The endoscopy showed that Adam had a deep cut known as a Mallory Weiss Tear where his esophagus and stomach meet. The cut was the major source of his gastrointestinal bleeding. What started out as an ulcer on a blood vessel had worsened in the course of Adam’s sickness, causing blood to collect in his stomach.

Dr. Schmelkin stopped the bleeding by putting a clip through the endoscope to staple the wound shut. However, anesthesiologist Dr. Abhiji Desai made an unwelcome discovery when inserting Adam’s breathing tube: there was blood in Adam’s lungs. Adam had aspirated, meaning he had taken blood from his stomach into his lungs. This had caused respiratory failure.

Blood in the lungs also put Adam at risk for aspiration pneumonitis, an intense inflammation of the lungs. To fix this complication, pulmonologist Dr. Denzil Reid was called in to perform an emergency bronchoscopy. This is a procedure in which a long, thin tube is inserted into the lungs to suck out the blood. Adam was then put on a ventilator and brought to the Intensive Care Unit (ICU). In order for him to rest comfortably with the breathing tube and recover from the procedure, he was sedated for a 24-hour period.

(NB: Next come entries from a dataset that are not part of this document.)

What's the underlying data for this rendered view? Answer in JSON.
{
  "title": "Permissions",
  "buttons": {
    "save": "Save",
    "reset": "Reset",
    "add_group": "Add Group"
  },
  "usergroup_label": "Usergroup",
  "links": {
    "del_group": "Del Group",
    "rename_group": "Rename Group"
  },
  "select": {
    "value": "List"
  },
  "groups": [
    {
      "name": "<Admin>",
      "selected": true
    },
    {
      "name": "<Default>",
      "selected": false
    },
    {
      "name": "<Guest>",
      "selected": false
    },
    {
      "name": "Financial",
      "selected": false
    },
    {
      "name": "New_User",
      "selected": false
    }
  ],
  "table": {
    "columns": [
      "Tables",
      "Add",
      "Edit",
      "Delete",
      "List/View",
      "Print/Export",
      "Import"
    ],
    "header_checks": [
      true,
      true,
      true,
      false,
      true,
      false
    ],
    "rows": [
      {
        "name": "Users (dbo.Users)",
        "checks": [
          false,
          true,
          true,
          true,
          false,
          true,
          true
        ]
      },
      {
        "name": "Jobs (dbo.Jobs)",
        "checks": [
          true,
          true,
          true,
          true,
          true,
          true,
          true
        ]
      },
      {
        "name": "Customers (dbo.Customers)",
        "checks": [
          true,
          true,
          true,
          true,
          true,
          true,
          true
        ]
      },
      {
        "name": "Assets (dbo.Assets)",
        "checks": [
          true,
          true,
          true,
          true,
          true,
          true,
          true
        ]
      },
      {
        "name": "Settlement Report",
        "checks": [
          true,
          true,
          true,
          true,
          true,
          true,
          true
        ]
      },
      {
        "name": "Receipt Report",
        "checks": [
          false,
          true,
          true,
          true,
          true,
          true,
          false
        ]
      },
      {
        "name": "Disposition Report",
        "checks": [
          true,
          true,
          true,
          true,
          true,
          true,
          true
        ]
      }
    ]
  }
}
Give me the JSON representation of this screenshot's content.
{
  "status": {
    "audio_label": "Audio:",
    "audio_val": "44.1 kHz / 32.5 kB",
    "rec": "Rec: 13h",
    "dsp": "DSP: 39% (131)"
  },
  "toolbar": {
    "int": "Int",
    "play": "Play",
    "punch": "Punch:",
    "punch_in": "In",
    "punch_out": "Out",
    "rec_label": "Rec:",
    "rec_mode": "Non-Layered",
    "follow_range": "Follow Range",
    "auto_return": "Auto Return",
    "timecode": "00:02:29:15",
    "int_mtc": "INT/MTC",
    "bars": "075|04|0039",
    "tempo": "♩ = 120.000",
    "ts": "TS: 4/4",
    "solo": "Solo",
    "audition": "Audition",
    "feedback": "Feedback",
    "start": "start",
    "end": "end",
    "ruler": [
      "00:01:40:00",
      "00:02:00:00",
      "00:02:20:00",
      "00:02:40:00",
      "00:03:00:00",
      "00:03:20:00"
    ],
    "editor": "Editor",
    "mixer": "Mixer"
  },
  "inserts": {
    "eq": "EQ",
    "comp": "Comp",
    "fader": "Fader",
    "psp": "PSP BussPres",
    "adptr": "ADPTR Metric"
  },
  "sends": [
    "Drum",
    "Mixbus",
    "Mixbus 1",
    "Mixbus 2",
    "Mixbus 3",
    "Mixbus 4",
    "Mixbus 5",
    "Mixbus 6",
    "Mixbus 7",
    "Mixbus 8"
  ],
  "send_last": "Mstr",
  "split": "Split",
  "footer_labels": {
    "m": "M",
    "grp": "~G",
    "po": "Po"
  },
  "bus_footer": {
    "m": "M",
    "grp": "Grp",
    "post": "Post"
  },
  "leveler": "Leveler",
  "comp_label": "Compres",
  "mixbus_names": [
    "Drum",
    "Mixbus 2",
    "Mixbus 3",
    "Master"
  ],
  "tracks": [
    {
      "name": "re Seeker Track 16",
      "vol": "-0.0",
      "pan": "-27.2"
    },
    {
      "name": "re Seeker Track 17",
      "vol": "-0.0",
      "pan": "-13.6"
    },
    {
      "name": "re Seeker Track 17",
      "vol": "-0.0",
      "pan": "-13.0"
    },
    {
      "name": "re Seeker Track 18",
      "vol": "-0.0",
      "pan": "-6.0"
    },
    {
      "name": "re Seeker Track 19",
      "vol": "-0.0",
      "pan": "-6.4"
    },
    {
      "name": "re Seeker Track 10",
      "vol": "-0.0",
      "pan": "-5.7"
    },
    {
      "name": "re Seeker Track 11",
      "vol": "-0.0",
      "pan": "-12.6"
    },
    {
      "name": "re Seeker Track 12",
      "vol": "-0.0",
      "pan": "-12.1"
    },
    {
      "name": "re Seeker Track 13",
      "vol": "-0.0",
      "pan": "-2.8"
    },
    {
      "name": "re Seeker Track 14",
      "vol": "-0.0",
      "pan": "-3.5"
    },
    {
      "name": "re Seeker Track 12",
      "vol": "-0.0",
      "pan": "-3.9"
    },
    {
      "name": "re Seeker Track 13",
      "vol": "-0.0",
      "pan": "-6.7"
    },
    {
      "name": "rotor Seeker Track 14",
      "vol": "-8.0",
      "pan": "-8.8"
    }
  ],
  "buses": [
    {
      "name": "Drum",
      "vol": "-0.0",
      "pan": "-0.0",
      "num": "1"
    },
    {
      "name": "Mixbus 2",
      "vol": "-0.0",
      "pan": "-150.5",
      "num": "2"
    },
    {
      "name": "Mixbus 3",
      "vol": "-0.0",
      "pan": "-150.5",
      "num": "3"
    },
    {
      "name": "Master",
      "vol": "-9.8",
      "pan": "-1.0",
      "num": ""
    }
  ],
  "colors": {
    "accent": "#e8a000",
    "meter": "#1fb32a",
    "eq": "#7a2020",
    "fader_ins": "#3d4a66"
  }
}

Because Adam lost so much blood, he received five blood transfusions. As with every blood transfusion patient, a “type and screen” was performed on Adam’s blood before the transfusion could take place. This test checks the patient’s blood type and screens for any antibodies from prior transfusions (to make sure that the transfusion can be done safely).

This process of matching a patient’s blood type is now done using Gel Technology, which uses much less blood from the patient than the standard test tube. James Lane (of Baystate Health’s Laboratory Services Department of Pathology), is the Lead Medical Lab Technologist in Transfusion Medicine at Baystate Medical Center. He did the training of staff at Baystate Noble Hospital in this new technology.

“Red blood cells are vital for a patient such as Adam with a gastrointestinal bleed, since they carry oxygen to all organs of the body in the form of hemoglobin,” he says.

Because of advances in transfusion medicine, red blood cells can be separated from plasma before the patient is given blood, dramatically improving the patient’s chances of survival. In most cases, it takes only 60 minutes to get the blood ready for a nurse to transport it to the patient from the blood bank.


Dr. Ira Schmelkin, the Chief of Gastroenterology for the entire Baystate Health system, remembers this case well. He recalls the coordinated care provided by the medical team—from gastroenterologist to anesthesiologist to pulmonologist—in addition to the phenomenal work of the nursing staff. The blood transfusions were another key factor.
“It really highlights the quality of care that someone can get at a small community,” he says.

The smooth integration between different health practitioners at Baystate Noble that saved Adam Merriam’s life is reflected in the entire Baystate Health system. Small hospitals like Baystate Noble benefit enormously from being part of a larger health system.

“This greater system is critical,” says Dr. Schmelkin. “When we have complex cases, it’s important to have seamless integration with the folks at the larger center.”

Erin agrees. As HR director for another community hospital and outpatient center in the Baystate Health system (Wing and Mary Lane), she says, “The big message is that no matter where you go within Baystate, you’re going to get the same level of care—and that was true, because we couldn’t have asked for anything more.&rdquo


Since Adam’s recovery, Erin and Adam have slowed down quite a bit. They relax more and take the time to go on vacations. They have also reached the exciting decision to have children, something they were on the fence about before Adam’s illness. And gratitude to their dogs for helping them through Adam’s health problems led them to get more involved in animal rescue.

Erin is now a co-founder of a nonprofit in Westfield called Open Arms Rescue that specializes in providing funds for the emergency medical care of dogs. It was the memory of their dogs’ unconditional love for Adam on the night of his trip to Baystate Noble that inspired her to pursue this path.